Monday, February 19, 2018

Let’s Make Presidents’ Day Great Again

I used to actually like Presidents’ Day, one of those nothing little days you may or many not have off, when you may or may not buy a couch or a car on sale, and when – back in the day, when it was George Washington’s Birthday, rather than generic any-and-all presidents day, you ate something with a cherry on it. (GW, according to myth, having chopped down a cherry tree and then owned up to his father, telling him “I cannot tell a lie.” Ah, those were the days when it was possible to imagine having a president who could not tell a lie. Or could only tell an occasional, fingers-crossed-behind-the-back lie. As opposed to the incumbent, who averages over 5 lies per day.)

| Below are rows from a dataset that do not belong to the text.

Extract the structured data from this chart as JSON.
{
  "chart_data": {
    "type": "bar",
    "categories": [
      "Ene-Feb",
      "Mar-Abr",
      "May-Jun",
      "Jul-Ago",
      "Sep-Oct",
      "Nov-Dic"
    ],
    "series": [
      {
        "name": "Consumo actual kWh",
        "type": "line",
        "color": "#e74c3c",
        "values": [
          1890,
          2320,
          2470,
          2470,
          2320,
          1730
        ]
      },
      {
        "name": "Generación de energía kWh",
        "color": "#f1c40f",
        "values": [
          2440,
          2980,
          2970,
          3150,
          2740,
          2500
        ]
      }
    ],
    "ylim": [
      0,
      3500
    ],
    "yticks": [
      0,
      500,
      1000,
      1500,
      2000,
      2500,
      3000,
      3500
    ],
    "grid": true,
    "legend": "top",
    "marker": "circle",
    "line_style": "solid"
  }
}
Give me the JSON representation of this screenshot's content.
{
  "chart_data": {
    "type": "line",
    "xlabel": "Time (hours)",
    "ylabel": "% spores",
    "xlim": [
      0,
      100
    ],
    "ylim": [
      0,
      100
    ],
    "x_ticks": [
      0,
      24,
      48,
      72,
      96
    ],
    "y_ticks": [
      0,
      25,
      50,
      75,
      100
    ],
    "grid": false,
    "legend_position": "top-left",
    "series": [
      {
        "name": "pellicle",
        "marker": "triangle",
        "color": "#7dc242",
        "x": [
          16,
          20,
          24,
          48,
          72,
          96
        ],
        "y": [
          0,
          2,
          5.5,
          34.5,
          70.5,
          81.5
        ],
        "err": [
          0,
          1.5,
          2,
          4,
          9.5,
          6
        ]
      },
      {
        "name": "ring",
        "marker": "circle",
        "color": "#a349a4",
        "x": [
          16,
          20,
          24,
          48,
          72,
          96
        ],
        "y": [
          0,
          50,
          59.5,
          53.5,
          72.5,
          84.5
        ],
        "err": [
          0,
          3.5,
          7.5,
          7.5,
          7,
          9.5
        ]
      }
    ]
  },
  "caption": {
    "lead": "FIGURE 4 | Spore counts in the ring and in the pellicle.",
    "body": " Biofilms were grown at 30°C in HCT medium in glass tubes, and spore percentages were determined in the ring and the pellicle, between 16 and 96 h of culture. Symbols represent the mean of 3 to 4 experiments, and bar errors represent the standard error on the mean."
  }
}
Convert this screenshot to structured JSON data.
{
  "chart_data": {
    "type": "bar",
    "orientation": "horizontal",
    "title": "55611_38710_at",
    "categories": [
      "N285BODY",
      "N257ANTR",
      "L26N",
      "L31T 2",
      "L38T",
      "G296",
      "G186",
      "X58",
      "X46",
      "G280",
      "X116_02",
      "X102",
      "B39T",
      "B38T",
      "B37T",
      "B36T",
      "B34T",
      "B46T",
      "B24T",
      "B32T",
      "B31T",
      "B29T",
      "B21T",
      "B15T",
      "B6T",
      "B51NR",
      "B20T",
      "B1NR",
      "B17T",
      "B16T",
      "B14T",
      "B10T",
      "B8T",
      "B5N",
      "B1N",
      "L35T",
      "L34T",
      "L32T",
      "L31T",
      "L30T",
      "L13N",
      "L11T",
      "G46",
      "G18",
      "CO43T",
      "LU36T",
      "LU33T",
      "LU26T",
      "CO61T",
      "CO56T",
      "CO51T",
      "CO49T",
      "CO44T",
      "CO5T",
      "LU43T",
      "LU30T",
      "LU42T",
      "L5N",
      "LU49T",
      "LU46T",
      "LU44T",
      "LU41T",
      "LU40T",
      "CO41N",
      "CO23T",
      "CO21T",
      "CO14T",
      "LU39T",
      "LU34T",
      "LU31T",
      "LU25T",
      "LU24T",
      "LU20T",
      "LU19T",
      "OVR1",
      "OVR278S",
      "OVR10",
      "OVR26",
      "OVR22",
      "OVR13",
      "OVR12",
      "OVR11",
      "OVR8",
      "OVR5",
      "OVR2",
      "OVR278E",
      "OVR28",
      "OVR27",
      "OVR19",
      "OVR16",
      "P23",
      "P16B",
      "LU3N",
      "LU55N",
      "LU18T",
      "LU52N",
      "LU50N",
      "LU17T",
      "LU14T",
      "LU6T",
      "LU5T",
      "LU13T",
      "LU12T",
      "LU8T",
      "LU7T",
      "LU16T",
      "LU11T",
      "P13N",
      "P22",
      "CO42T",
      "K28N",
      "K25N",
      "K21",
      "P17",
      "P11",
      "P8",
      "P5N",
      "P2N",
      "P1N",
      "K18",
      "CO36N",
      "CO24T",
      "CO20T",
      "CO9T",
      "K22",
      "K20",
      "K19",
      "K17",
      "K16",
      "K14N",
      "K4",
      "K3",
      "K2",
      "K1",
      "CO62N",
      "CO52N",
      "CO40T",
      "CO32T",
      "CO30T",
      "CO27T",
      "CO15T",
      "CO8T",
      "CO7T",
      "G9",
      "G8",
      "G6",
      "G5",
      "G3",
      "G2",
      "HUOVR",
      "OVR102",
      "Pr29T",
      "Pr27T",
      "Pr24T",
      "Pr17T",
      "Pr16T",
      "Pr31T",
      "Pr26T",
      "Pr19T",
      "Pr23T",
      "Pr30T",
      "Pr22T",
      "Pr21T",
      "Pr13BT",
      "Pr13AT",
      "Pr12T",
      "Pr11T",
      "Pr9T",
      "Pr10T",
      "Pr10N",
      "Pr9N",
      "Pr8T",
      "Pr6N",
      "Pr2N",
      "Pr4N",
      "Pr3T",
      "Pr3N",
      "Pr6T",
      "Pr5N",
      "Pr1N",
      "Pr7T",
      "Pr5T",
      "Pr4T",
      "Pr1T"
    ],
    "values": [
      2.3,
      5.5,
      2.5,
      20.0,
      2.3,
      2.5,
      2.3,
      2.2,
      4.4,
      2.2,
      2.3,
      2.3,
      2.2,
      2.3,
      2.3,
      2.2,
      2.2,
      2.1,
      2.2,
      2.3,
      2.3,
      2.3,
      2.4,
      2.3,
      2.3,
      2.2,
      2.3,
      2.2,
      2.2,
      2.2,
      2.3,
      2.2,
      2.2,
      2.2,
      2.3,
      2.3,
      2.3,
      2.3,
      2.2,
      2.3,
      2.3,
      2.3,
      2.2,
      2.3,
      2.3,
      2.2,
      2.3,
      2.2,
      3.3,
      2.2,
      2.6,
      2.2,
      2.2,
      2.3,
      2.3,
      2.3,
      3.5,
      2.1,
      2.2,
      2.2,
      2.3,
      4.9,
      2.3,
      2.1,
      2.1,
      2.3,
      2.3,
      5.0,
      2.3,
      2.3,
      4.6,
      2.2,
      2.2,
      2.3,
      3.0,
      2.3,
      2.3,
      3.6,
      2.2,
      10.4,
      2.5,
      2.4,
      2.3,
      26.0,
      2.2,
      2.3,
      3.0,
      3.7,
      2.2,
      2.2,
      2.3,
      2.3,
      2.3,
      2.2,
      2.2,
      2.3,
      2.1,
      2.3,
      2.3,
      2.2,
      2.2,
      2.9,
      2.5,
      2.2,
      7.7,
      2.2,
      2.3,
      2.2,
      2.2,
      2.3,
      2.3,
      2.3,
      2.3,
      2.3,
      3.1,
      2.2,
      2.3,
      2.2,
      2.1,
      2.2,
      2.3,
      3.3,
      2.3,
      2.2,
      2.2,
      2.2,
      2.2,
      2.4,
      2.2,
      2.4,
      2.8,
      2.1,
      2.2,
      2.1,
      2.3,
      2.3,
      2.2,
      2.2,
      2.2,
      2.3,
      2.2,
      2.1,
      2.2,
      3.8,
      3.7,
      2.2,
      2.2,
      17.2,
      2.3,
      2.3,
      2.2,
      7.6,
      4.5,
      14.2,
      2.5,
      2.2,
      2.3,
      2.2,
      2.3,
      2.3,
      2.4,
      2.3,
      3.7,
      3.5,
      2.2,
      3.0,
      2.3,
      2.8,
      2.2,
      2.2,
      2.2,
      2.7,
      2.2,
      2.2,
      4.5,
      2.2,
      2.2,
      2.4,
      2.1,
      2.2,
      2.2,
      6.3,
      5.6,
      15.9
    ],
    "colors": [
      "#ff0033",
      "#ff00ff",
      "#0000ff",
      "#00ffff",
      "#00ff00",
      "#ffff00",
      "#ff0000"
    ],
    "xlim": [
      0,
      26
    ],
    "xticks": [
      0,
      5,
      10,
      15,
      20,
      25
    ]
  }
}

These days, it’s kind of hard to be in a celebratory mood.

I didn’t have high hopes for Trump, but I did think there was a glimmer of a possibility that he’d demonstrate some modicum of competence and decency. Hah, I say hah, hah. The only thing I’m looking forward to with respect to DJT is that he exits the teleprompter. And that when he departs, he takes Mike “Pious Toady” Pence and Paul “See How Close the Name R-Y-A-N Is To A-Y-N R-A-N-D?” Ryan with him. I’m also fast forwarding to the next time historians play “rank the presidents”, and we’ll see if Trump ends up ranked even lower than Warren Harding, Franklin Pierce, Andrew Johnson, and James Buchanan.

There was a ranking last year, which I wrote about in my last year’s Prez Day post. As I noted at the time, the top of the list was predictable:

The Big Three (as historian Douglas Brinkley calls them) are no surprise. Lincoln and FDR are my two personal favorites, which is kind of like saying that my favorite movies are Casablanca and The Godfather.

When the next rankings come out, and Trump lands it the thud he so majorly deserves, and if the Tweet-Meister is still tweeting, I’m sure he’ll be going nuts about historians as Fake News, Deep States, East Coast Elites who hate America. Either that, or he’ll find some historian with a degree from Trump U who will decree Trump the Greatest President Evah. After all, Trump did claim that Orrin Hatch blew some presidential ranking smoke up his butt:

“He actually once said I’m the greatest president in the history of our country.”

As it turns out, this wasn’t exactly what Hatch said. (Was this one of the 2,000 lies Trump told during his first year in office? It hurts my head too much to go through the full list.)

Ah, Presidents…

I’m a sucker for those zoo.com quizzes, even when they’re dead wrong. (No, I don’t live in Hawaii.) The one I took most recently asked all sorts of dopey multiple choice questions and then spits out which US president you are. I got a good answer: Franklin Delano Roosevelt. But I suspect that there are only a handful of presidents that come out as answers, and that no one is told that they’re Millard Fillmore or Zachary Taylor. Maybe there’s a clinker or two in there – Richard Nixon – but I’m guessing most people are told they’re Ronald Reagan, JFK, Abe Lincoln, Ike, et a few als. Still, I’m just as happy that I didn’t end up as Reagan.

I do wonder what zoo.com does with all the data they amass from these quizzes. They know I like to read. That my favorite season is fall (at least I think that’s the answer I always give; maybe it’s swing – I go back and forth). But when I’m asked a question on my favorite dance and my real answer is none of the above (waltz? cha-cha?). Or who my favorite superhero is. (I put in Superman because a) I watched it as a kid; b) in the movie, Christopher Reeves was pretty cute.) I really don’t have a superhero.